Filgotinib in inflammation

Filgotinib in inflammation

We have a collaboration agreement with Gilead to develop and commercialize filgotinib in multiple diseases. Filgotinib is currently under regulatory review in the United States, Europe, and Japan, and in Phase 3 clinical trials in UC, CD, and PsA, with a Phase 3 in AS expected to start in 2020. Gilead completed trials with filgotinib in Sjögren’s disease and cutaneous lupus erythematosus and is working with us to evaluate next steps in those disease areas. In addition, Gilead is running Phase 2 trials with filgotinib in uveitis, small bowel Crohn’s disease, and fistulizing Crohn’s disease. The following graphic represents the broad filgotinib program. At the time of publication of this report, it was decided to pause the recruitment of ongoing filgotinib trials in connection with the coronavirus pandemic.

Our filgotinib program

Filgotinib: potential for 5 launches in next 4 years (graphic)

RA: rheumatoid arthritis CD: Crohn’s disease UC: ulcerative colitis AS: ankylosing spondylitis PsA: psoriatic arthritis

The market for drugs that treat inflammatory diseases is considerable and growing. We estimate that the inflammation market could grow to approximately $65 billion by 2027, driven by new drugs filling the current unmet need for oral, monotherapy treatments with a rapid response, and higher efficacy maintained over time.
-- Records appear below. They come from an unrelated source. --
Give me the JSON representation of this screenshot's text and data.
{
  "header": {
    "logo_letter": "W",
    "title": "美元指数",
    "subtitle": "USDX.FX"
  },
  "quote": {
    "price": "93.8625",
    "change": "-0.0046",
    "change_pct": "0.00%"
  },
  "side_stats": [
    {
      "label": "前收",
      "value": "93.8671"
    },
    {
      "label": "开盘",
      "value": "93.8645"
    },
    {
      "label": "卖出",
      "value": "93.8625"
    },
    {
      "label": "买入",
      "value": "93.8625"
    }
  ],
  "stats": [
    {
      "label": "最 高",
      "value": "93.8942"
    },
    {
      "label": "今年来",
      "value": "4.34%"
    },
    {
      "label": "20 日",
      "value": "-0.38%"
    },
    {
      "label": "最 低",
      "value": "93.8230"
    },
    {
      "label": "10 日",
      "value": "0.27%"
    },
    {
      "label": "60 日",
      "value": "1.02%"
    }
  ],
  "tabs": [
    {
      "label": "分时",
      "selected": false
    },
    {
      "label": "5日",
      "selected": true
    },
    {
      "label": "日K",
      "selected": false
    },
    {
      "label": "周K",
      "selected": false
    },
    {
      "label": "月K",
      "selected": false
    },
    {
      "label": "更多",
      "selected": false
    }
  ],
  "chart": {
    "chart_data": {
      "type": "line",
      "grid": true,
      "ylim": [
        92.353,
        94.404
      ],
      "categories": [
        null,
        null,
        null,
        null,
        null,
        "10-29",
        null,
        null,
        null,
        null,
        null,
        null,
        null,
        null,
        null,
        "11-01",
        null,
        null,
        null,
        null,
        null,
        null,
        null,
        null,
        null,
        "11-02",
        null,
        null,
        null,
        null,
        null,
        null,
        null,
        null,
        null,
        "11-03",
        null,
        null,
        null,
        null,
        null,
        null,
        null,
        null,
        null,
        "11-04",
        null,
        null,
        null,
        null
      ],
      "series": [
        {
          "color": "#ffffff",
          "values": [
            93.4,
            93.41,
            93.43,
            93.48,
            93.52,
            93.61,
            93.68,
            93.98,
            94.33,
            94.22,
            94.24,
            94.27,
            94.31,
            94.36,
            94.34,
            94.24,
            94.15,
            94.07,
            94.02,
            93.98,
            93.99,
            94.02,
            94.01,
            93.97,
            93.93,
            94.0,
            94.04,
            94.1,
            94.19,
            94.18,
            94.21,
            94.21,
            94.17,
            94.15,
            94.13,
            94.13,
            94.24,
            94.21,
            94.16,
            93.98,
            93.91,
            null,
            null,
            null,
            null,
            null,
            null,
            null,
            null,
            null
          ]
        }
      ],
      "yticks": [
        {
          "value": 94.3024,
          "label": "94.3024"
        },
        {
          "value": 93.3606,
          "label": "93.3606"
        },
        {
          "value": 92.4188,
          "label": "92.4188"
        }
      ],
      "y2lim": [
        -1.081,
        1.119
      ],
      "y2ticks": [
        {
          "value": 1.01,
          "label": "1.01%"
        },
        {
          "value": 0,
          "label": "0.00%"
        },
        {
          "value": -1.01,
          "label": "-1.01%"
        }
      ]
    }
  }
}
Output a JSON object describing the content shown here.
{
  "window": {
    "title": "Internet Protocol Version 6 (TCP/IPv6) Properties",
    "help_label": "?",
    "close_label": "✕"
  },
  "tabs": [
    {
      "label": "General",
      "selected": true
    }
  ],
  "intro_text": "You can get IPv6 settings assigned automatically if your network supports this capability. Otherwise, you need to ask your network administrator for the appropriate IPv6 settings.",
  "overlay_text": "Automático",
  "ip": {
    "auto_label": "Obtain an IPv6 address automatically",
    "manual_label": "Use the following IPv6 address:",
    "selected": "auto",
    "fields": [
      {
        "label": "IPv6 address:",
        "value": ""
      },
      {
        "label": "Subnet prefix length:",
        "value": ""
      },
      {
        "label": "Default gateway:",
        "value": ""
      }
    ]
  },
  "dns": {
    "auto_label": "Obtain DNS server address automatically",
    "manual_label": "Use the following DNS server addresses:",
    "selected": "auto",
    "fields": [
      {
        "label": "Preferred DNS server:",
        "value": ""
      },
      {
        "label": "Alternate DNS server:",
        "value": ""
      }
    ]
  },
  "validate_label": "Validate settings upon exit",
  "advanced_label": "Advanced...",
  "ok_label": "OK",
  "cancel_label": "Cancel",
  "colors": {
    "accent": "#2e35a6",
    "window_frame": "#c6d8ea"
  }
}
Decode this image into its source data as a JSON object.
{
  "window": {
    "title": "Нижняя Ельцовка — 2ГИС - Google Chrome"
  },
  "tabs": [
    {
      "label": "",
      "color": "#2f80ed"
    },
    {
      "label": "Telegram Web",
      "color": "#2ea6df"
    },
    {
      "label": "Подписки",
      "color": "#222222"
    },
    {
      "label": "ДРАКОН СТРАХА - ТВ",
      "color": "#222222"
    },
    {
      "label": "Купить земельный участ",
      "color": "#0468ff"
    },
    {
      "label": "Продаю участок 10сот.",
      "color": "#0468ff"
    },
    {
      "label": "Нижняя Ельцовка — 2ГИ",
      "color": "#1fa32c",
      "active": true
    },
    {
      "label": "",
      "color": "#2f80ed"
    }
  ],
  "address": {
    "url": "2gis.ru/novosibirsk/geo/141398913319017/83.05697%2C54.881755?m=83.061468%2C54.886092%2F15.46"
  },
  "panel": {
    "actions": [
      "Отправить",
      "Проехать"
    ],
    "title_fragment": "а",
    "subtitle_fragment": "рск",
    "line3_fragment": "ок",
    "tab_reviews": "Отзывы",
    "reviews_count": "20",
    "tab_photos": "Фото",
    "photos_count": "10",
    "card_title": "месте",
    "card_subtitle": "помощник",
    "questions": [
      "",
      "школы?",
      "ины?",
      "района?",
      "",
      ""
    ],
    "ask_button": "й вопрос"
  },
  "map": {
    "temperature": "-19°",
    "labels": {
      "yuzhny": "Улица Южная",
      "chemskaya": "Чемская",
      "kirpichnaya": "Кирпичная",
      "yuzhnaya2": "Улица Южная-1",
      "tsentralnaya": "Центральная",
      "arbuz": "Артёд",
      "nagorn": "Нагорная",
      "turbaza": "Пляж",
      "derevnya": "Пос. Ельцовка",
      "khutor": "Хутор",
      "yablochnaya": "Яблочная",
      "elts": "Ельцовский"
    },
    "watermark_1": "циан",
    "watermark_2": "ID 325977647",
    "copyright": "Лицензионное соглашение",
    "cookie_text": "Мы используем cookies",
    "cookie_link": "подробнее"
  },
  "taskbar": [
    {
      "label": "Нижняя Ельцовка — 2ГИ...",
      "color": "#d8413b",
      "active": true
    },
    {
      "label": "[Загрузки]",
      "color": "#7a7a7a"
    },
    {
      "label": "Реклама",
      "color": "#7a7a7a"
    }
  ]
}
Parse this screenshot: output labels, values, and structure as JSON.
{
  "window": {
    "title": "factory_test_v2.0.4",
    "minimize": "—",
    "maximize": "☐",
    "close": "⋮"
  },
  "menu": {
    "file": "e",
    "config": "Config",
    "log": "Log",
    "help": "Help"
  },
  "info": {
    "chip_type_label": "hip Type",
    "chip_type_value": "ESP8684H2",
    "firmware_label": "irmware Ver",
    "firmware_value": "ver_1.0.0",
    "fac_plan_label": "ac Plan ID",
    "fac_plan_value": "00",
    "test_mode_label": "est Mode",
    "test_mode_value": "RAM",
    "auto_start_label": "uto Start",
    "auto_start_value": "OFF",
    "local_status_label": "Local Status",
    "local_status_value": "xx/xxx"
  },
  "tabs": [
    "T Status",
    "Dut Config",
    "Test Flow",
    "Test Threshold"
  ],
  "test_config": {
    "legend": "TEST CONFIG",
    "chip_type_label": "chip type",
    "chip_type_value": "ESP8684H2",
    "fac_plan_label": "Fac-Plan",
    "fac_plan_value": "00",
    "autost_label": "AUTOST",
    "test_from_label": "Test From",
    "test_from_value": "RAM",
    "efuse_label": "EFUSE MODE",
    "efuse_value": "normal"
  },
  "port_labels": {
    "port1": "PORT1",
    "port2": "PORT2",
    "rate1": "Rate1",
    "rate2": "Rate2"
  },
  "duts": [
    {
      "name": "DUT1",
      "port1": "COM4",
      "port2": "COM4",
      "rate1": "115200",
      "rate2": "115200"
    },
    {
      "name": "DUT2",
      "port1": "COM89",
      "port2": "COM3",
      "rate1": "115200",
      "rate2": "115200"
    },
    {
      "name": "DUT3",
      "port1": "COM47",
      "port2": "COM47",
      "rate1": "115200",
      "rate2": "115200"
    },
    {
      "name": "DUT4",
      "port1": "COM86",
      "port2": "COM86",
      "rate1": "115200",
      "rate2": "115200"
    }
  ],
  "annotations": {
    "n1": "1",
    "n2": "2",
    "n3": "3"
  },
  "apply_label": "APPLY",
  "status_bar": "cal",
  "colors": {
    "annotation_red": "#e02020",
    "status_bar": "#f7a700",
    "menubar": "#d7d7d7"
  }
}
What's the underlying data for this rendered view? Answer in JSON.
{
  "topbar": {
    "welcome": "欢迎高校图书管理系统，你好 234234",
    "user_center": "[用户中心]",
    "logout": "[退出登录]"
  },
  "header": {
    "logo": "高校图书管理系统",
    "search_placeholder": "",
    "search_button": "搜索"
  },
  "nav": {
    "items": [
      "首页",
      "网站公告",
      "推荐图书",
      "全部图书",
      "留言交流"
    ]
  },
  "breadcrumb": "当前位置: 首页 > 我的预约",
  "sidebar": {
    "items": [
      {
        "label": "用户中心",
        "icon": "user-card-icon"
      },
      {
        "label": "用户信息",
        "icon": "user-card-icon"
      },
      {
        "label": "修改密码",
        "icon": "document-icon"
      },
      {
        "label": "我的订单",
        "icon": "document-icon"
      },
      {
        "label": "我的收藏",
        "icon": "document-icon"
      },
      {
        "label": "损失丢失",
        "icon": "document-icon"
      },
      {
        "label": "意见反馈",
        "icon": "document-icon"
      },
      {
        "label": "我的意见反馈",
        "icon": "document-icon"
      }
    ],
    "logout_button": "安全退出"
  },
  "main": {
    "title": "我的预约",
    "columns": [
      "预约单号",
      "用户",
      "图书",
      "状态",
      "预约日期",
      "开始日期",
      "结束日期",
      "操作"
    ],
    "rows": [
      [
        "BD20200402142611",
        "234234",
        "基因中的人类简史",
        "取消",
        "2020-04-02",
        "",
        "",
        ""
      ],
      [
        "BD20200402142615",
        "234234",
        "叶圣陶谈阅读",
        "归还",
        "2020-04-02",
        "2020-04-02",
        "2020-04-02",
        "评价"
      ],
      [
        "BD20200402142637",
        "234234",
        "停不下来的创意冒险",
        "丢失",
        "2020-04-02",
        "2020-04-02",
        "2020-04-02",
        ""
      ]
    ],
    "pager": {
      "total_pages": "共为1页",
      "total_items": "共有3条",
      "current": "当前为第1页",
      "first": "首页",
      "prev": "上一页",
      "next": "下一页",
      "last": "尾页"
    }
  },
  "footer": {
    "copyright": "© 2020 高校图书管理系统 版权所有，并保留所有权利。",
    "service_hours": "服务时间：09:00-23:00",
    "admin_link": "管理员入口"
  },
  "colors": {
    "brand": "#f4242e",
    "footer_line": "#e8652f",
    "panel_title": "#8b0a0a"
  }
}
RA remains the largest single market indication, which we estimate to be approximately $26 billion, with the other main markets representing a larger combined opportunity than RA:

Inflammation market in ~2027, $B

Inflammation market (pie chart)

Source: Galapagos estimates, Decision Resources Group

The Phase 2 and 3 data observed with filgotinib in RA and the Phase 2 data in CD, AS, and PsA thus far, indicate the potential of filgotinib to substantially improve treatment standards in these and other inflammatory conditions.  American College of Rheumatology (ACR) scores in Phase 2 and 3 trials in RA patients were significantly greater for filgotinib compared with placebo, and CDAI remission and SES-50 scores are similarly promising with filgotinib in a Phase 2 trial in CD patients who are naive to TNF therapy, and tolerability and safety data were consistently favorable across those trials. Following an interim futility analysis of the Phase 2b/3 SELECTION trial in UC patients, the independent Data Monitoring Committee recommended the trial to proceed into the Phase 3 portion of the study. ACR and enthesitis scores were encouraging with filgotinib in PsA in the EQUATOR Phase 2 trial, while spine mobility and function were significantly improved with filgotinib in AS patients in the TORTUGA Phase 2 trial. Filgotinib is highly selective for JAK1, resulting in favorable tolerability so far, including low rates of infection and low rates of venous thrombotic events (VTEs) reported in all trials.